Policy makers face some nice trade-offs. Medical opinion if followed may reduce patient mortality in some specialties. But this will lead to hospital closures which reduce competition and this is one of the principle engines of change that the government wishes to encourage. Hopefully in making these difficult choices ministers and their civil servants will be evidence-based rather than faith-based in their decision making.
To boldly reform without evidence of costs and benefits can be seen as brave or foolish. Undoubtedly the current structures, processes and incentives are wasting taxpayers’ resources and damaging patients in ways well evidenced by the performance of public and private health-care systems worldwide.
It will be unfortunate if the proposed massive ‘re-disorganisation’ diverts attention from the fundamental issue in all health-care systems: doctors are the cause of inefficiency and the cure.
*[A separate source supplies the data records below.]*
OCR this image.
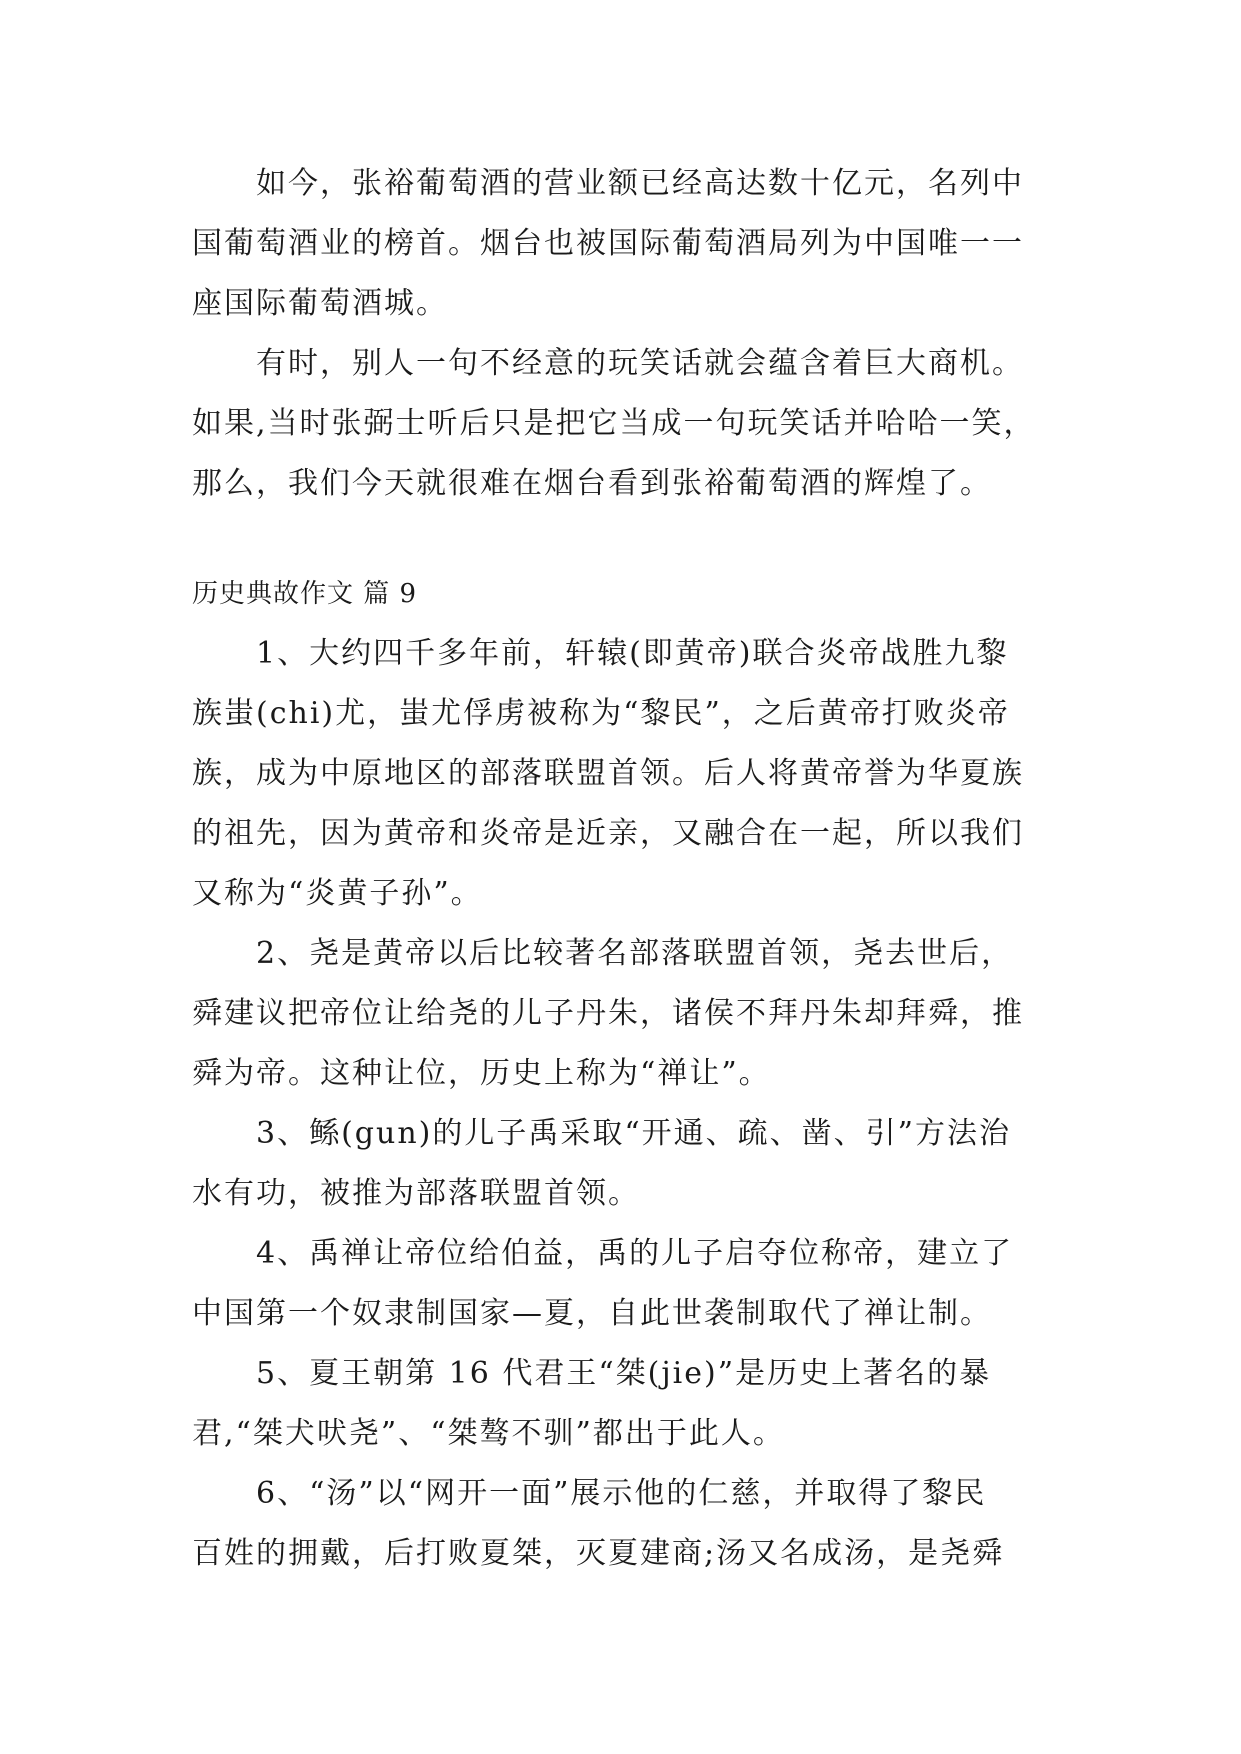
　　如今，张裕葡萄酒的营业额已经高达数十亿元，名列中
国葡萄酒业的榜首。烟台也被国际葡萄酒局列为中国唯一一
座国际葡萄酒城。
　　有时，别人一句不经意的玩笑话就会蕴含着巨大商机。
如果,当时张弼士听后只是把它当成一句玩笑话并哈哈一笑，
那么，我们今天就很难在烟台看到张裕葡萄酒的辉煌了。
历史典故作文 篇 9
　　1、大约四千多年前，轩辕(即黄帝)联合炎帝战胜九黎
族蚩(chi)尤，蚩尤俘虏被称为“黎民”，之后黄帝打败炎帝
族，成为中原地区的部落联盟首领。后人将黄帝誉为华夏族
的祖先，因为黄帝和炎帝是近亲，又融合在一起，所以我们
又称为“炎黄子孙”。
　　2、尧是黄帝以后比较著名部落联盟首领，尧去世后，
舜建议把帝位让给尧的儿子丹朱，诸侯不拜丹朱却拜舜，推
舜为帝。这种让位，历史上称为“禅让”。
　　3、鲧(gun)的儿子禹采取“开通、疏、凿、引”方法治
水有功，被推为部落联盟首领。
　　4、禹禅让帝位给伯益，禹的儿子启夺位称帝，建立了
中国第一个奴隶制国家—夏，自此世袭制取代了禅让制。
　　5、夏王朝第 16 代君王“桀(jie)”是历史上著名的暴
君,“桀犬吠尧”、“桀骜不驯”都出于此人。
　　6、“汤”以“网开一面”展示他的仁慈，并取得了黎民
百姓的拥戴，后打败夏桀，灭夏建商;汤又名成汤，是尧舜
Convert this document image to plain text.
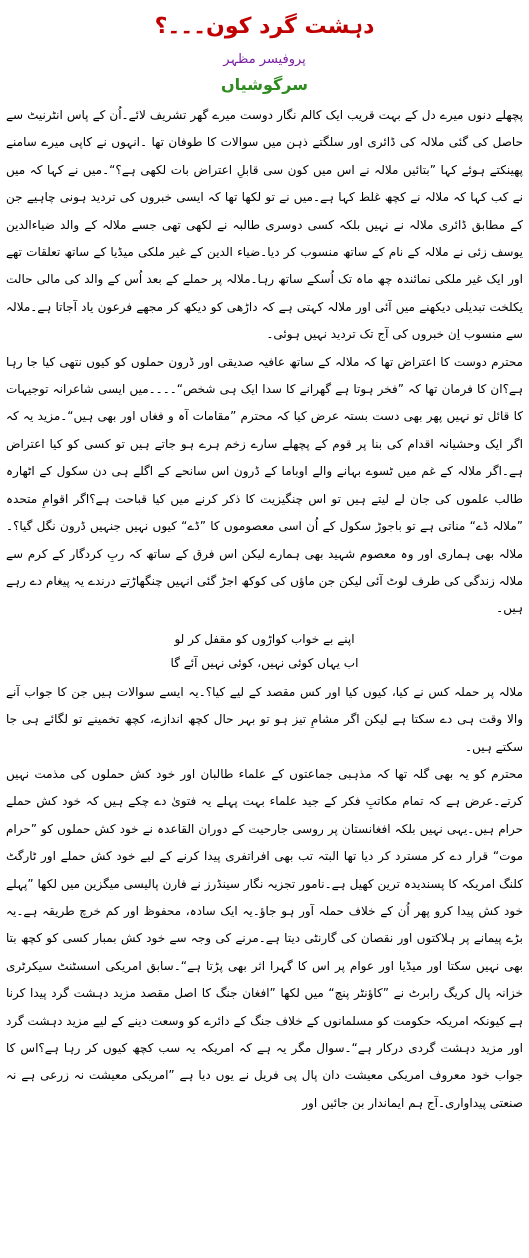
دہشت گرد کون۔۔۔؟
پروفیسر مظہر
سرگوشیاں

پچھلے دنوں میرے دل کے بہت قریب ایک کالم نگار دوست میرے گھر تشریف لائے۔اُن کے پاس انٹرنیٹ سے حاصل کی گئی ملالہ کی ڈائری اور سلگتے ذہن میں سوالات کا طوفان تھا ۔انہوں نے کاپی میرے سامنے پھینکتے ہوئے کہا ”بتائیں ملالہ نے اس میں کون سی قابلِ اعتراض بات لکھی ہے؟“۔میں نے کہا کہ میں نے کب کہا کہ ملالہ نے کچھ غلط کہا ہے۔میں نے تو لکھا تھا کہ ایسی خبروں کی تردید ہونی چاہیے جن کے مطابق ڈائری ملالہ نے نہیں بلکہ کسی دوسری طالبہ نے لکھی تھی جسے ملالہ کے والد ضیاءالدین یوسف زئی نے ملالہ کے نام کے ساتھ منسوب کر دیا۔ضیاء الدین کے غیر ملکی میڈیا کے ساتھ تعلقات تھے اور ایک غیر ملکی نمائندہ چھ ماہ تک اُسکے ساتھ رہا۔ملالہ پر حملے کے بعد اُس کے والد کی مالی حالت یکلخت تبدیلی دیکھنے میں آئی اور ملالہ کہتی ہے کہ داڑھی کو دیکھ کر مجھے فرعون یاد آجاتا ہے۔ملالہ سے منسوب اِن خبروں کی آج تک تردید نہیں ہوئی۔

محترم دوست کا اعتراض تھا کہ ملالہ کے ساتھ عافیہ صدیقی اور ڈرون حملوں کو کیوں نتھی کیا جا رہا ہے؟ان کا فرمان تھا کہ ”فخر ہوتا ہے گھرانے کا سدا ایک ہی شخص“۔۔۔۔میں ایسی شاعرانہ توجیہات کا قائل تو نہیں پھر بھی دست بستہ عرض کیا کہ محترم ”مقامات آہ و فغاں اور بھی ہیں“۔مزید یہ کہ اگر ایک وحشیانہ اقدام کی بنا پر قوم کے پچھلے سارے زخم ہرے ہو جاتے ہیں تو کسی کو کیا اعتراض ہے۔اگر ملالہ کے غم میں ٹسوے بہانے والے اوباما کے ڈرون اس سانحے کے اگلے ہی دن سکول کے اٹھارہ طالب علموں کی جان لے لیتے ہیں تو اس چنگیزیت کا ذکر کرنے میں کیا قباحت ہے؟اگر اقوامِ متحدہ ”ملالہ ڈے“ مناتی ہے تو باجوڑ سکول کے اُن اسی معصوموں کا ”ڈے“ کیوں نہیں جنہیں ڈرون نگل گیا؟۔ملالہ بھی ہماری اور وہ معصوم شہید بھی ہمارے لیکن اس فرق کے ساتھ کہ ربِ کردگار کے کرم سے ملالہ زندگی کی طرف لوٹ آئی لیکن جن ماؤں کی کوکھ اجڑ گئی انہیں چنگھاڑتے درندے یہ پیغام دے رہے ہیں۔

اپنے بے خواب کواڑوں کو مقفل کر لو
اب یہاں کوئی نہیں، کوئی نہیں آئے گا

ملالہ پر حملہ کس نے کیا، کیوں کیا اور کس مقصد کے لیے کیا؟۔یہ ایسے سوالات ہیں جن کا جواب آنے والا وقت ہی دے سکتا ہے لیکن اگر مشامِ تیز ہو تو بہر حال کچھ اندازے، کچھ تخمینے تو لگائے ہی جا سکتے ہیں۔

محترم کو یہ بھی گلہ تھا کہ مذہبی جماعتوں کے علماء طالبان اور خود کش حملوں کی مذمت نہیں کرتے۔عرض ہے کہ تمام مکاتبِ فکر کے جید علماء بہت پہلے یہ فتویٰ دے چکے ہیں کہ خود کش حملے حرام ہیں۔یہی نہیں بلکہ افغانستان پر روسی جارحیت کے دوران القاعدہ نے خود کش حملوں کو ”حرام موت“ قرار دے کر مسترد کر دیا تھا البتہ تب بھی افراتفری پیدا کرنے کے لیے خود کش حملے اور ٹارگٹ کلنگ امریکہ کا پسندیدہ ترین کھیل ہے۔نامور تجزیہ نگار سینڈرز نے فارن پالیسی میگزین میں لکھا ”پہلے خود کش پیدا کرو پھر اُن کے خلاف حملہ آور ہو جاؤ۔یہ ایک سادہ، محفوظ اور کم خرچ طریقہ ہے۔یہ بڑے پیمانے پر ہلاکتوں اور نقصان کی گارنٹی دیتا ہے۔مرنے کی وجہ سے خود کش بمبار کسی کو کچھ بتا بھی نہیں سکتا اور میڈیا اور عوام پر اس کا گہرا اثر بھی پڑتا ہے“۔سابق امریکی اسسٹنٹ سیکرٹری خزانہ پال کریگ رابرٹ نے ”کاؤنٹر پنچ“ میں لکھا ”افغان جنگ کا اصل مقصد مزید دہشت گرد پیدا کرنا ہے کیونکہ امریکہ حکومت کو مسلمانوں کے خلاف جنگ کے دائرے کو وسعت دینے کے لیے مزید دہشت گرد اور مزید دہشت گردی درکار ہے“۔سوال مگر یہ ہے کہ امریکہ یہ سب کچھ کیوں کر رہا ہے؟اس کا جواب خود معروف امریکی معیشت دان پال پی فریل نے یوں دیا ہے ”امریکی معیشت نہ زرعی ہے نہ صنعتی پیداواری۔آج ہم ایماندار بن جائیں اور
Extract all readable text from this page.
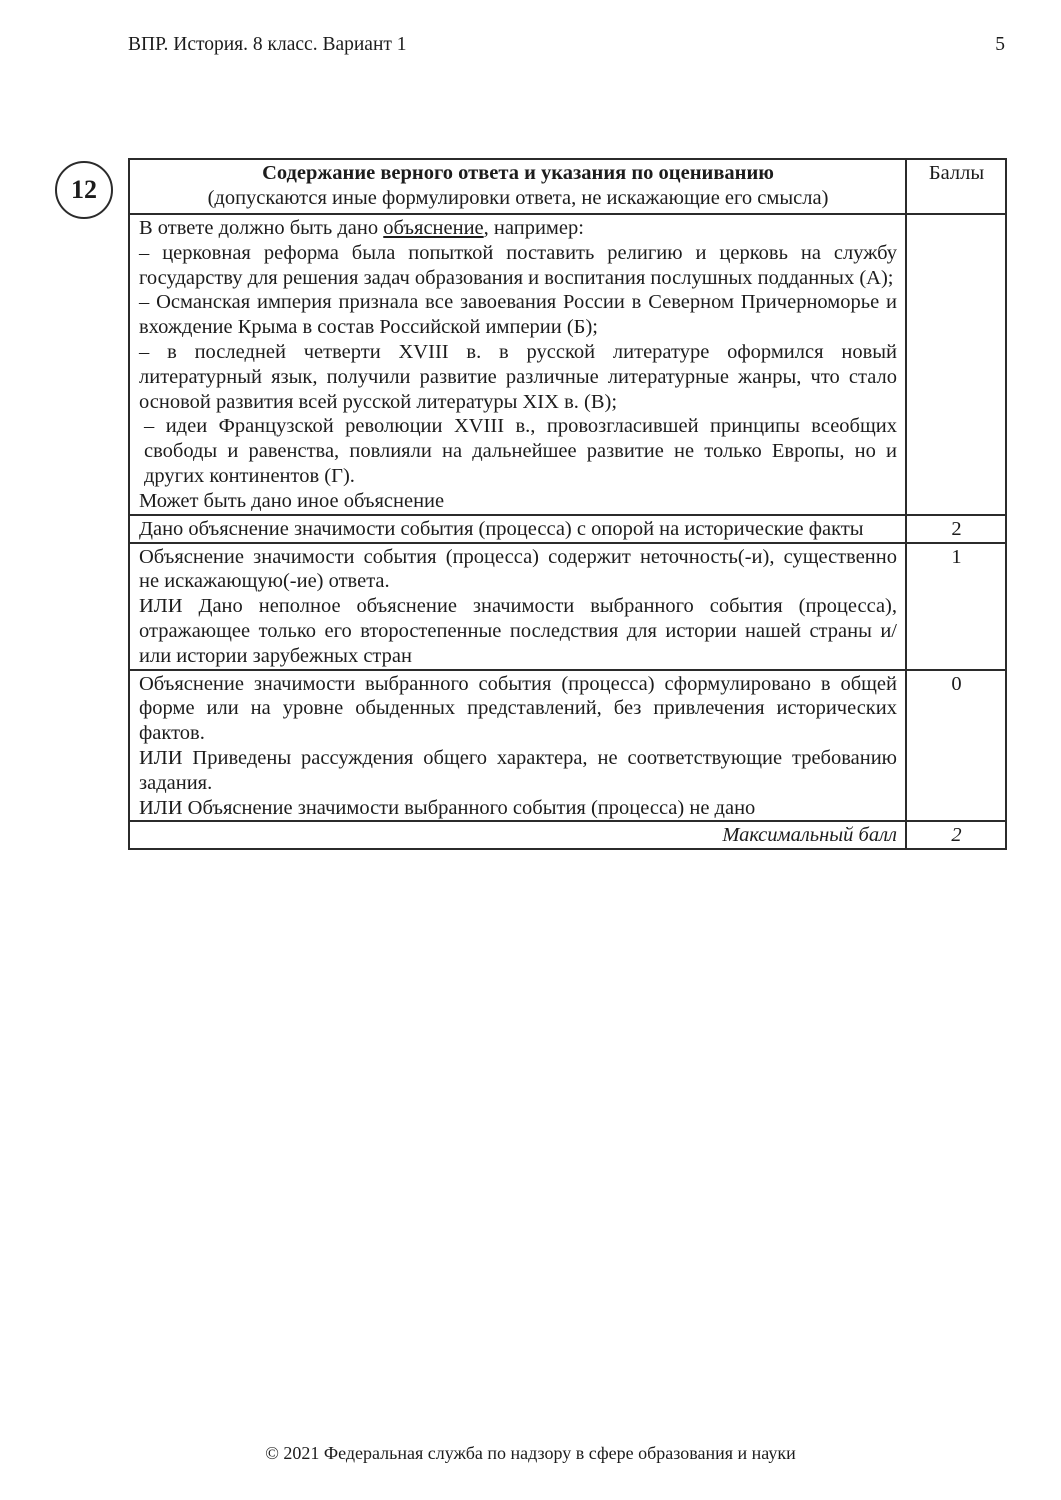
ВПР. История. 8 класс. Вариант 1	5
12
Содержание верного ответа и указания по оцениванию
(допускаются иные формулировки ответа, не искажающие его смысла)	Баллы

В ответе должно быть дано объяснение, например:

– церковная реформа была попыткой поставить религию и церковь на службу государству для решения задач образования и воспитания послушных подданных (А);

– Османская империя признала все завоевания России в Северном Причерноморье и вхождение Крыма в состав Российской империи (Б);

– в последней четверти XVIII в. в русской литературе оформился новый литературный язык, получили развитие различные литературные жанры, что стало основой развития всей русской литературы XIX в. (В);

– идеи Французской революции XVIII в., провозгласившей принципы всеобщих свободы и равенства, повлияли на дальнейшее развитие не только Европы, но и других континентов (Г).

Может быть дано иное объяснение

Дано объяснение значимости события (процесса) с опорой на исторические факты	2

Объяснение значимости события (процесса) содержит неточность(-и), существенно не искажающую(-ие) ответа.

ИЛИ Дано неполное объяснение значимости выбранного события (процесса), отражающее только его второстепенные последствия для истории нашей страны и/или истории зарубежных стран	1

Объяснение значимости выбранного события (процесса) сформулировано в общей форме или на уровне обыденных представлений, без привлечения исторических фактов.

ИЛИ Приведены рассуждения общего характера, не соответствующие требованию задания.

ИЛИ Объяснение значимости выбранного события (процесса) не дано	0
Максимальный балл	2
© 2021 Федеральная служба по надзору в сфере образования и науки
They and allied professions should be benchmarking practice, auditing performance and ensuring continuous improvement in the quality of patient care.
Such practices are absent internationally. Without such transparency and accountability, the professions offer neither patients nor taxpayers the protection they deserve and expect. Greater focus on such fundamentals is urgently required and unlikely to be produced by current proposals to reform the NHS.
Alan Maynard is Professor of Health Economics at the University of York and former Chair of the York NHS Trust.